I’ve been researching Social Media policy documents this week and what’s interesting is how different companies write their guidelines. For example, if you look at these Social Media policies from Dell, IBM and Oracle, you can see that each takes a different stance on how they ‘address’ their own employees. And, of course, this has a domino effect from employees to customers.

Do You Trust Your Own Employees?

For me, the subtext of many Social Media policies is this: do you trust your own employees?

Trust can mean different things.

    1. Trust employees to perform their work correctly
    2. Trust employees to respect your guidelines AND
    3. Trust employees to know how to interact on Facebook, Twitter and LinkedIn

      I think the third point is where most companies need to address. I believe most employees want to do the right thing and take responsibility for their actions. Of course, there are always exceptions and how we address this is very difficult.

      When I work with companies, for example, defining Social Media policies, one thing I highlight is that the documents are only are good as the people who use them.

      To make this work, we need to help employees understand their role in the company and how to leverage Social Media in the best sense.

      20 IT Social Media Policy Documents

      Here is the list of Social Media Policy Documents including Intel, Dell, IBM and SAP.

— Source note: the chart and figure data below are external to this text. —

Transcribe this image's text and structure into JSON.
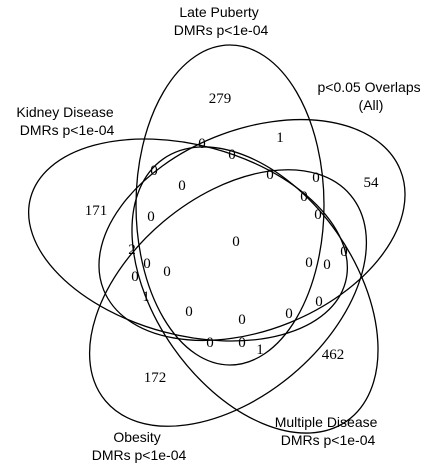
{
  "sets": [
    {
      "id": "late-puberty",
      "lines": [
        "Late Puberty",
        "DMRs p<1e-04"
      ]
    },
    {
      "id": "kidney-disease",
      "lines": [
        "Kidney Disease",
        "DMRs p<1e-04"
      ]
    },
    {
      "id": "obesity",
      "lines": [
        "Obesity",
        "DMRs p<1e-04"
      ]
    },
    {
      "id": "multiple-disease",
      "lines": [
        "Multiple Disease",
        "DMRs p<1e-04"
      ]
    },
    {
      "id": "p-overlaps",
      "lines": [
        "p<0.05 Overlaps",
        "(All)"
      ]
    }
  ],
  "regions": [
    "279",
    "171",
    "54",
    "172",
    "462",
    "0",
    "1",
    "2",
    "1",
    "1",
    "0",
    "0",
    "0",
    "0",
    "0",
    "0",
    "0",
    "0",
    "0",
    "0",
    "0",
    "0",
    "0",
    "0",
    "0",
    "0",
    "0",
    "0",
    "0",
    "0",
    "0"
  ]
}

      Guess which one is the shortest?

      Cisco Internet Postings Policy
      Dell Online Communications Policy
      Flickr Community Guidelines
      Georgia Tech Guidelines for Student Blogging
      HP Blogging Code of Conduct
      IBM Social Computing Guidelines
      Intel Social Media Guidelines
      IBM Social Computing Guidelines
      IBM blogging policy and guidelines
      IBM podcasting guidelines
      Intel Social Media Guidelines
      Sun Sun policy on public discourse
      Making Sun policy
      Alumni Blog Aggregation Additional Terms
      SAP Social Media Participation Guidelines
      Opera Employee Blogging Policies
      Oracle Social Media Participation Policy
      Yahoo Yahoo! Personal Blog Guidelines PDF
      Yahoo! Employee Blog Guidelines HTML

      Making it Work

      How do you see this in your company? Does your company provide support, training, guidelines for Social Media? And where should we start?

      Pic: eyetwist

      • http://www.deswalsh.com Des Walsh

        I love the guideline Deloitte Digital in Australia give their people: when in doubt about whether to post something, ask “what would your mum say?” – that’s respect, that’s trust

        • http://www.ivanwalsh.com Ivan Walsh

          That nails it. Over here we say, ‘when it doubt, leave it out’.

      • http://twitter.com/OliverNickels OliverNickels

        I think personal trust (or the lack of) is the most important inhibitor for successful company representation in social media – as it should be, not as might be driven by the marketing team. But there is another one – leadership by good example. It is not enough to say “yes, we trust you”, it needs someone to go ahead and lead by good example. So how much does the leadership team trust themselves and their ability to work with social media? To me to answer to that question seems to be a good starting point.

        • http://www.ivanwalsh.com Ivan Walsh

          Hi Oliver,

          Yes, I’d second that ‘leadership by good example’.

          I once read in a Tom Peters book where he said all CEOs should be made to use the documents, forms etc that regular employees have to use.

          It’s the same idea, really. You need to guide people not monitor them and gives them the tools, education and support to make this step.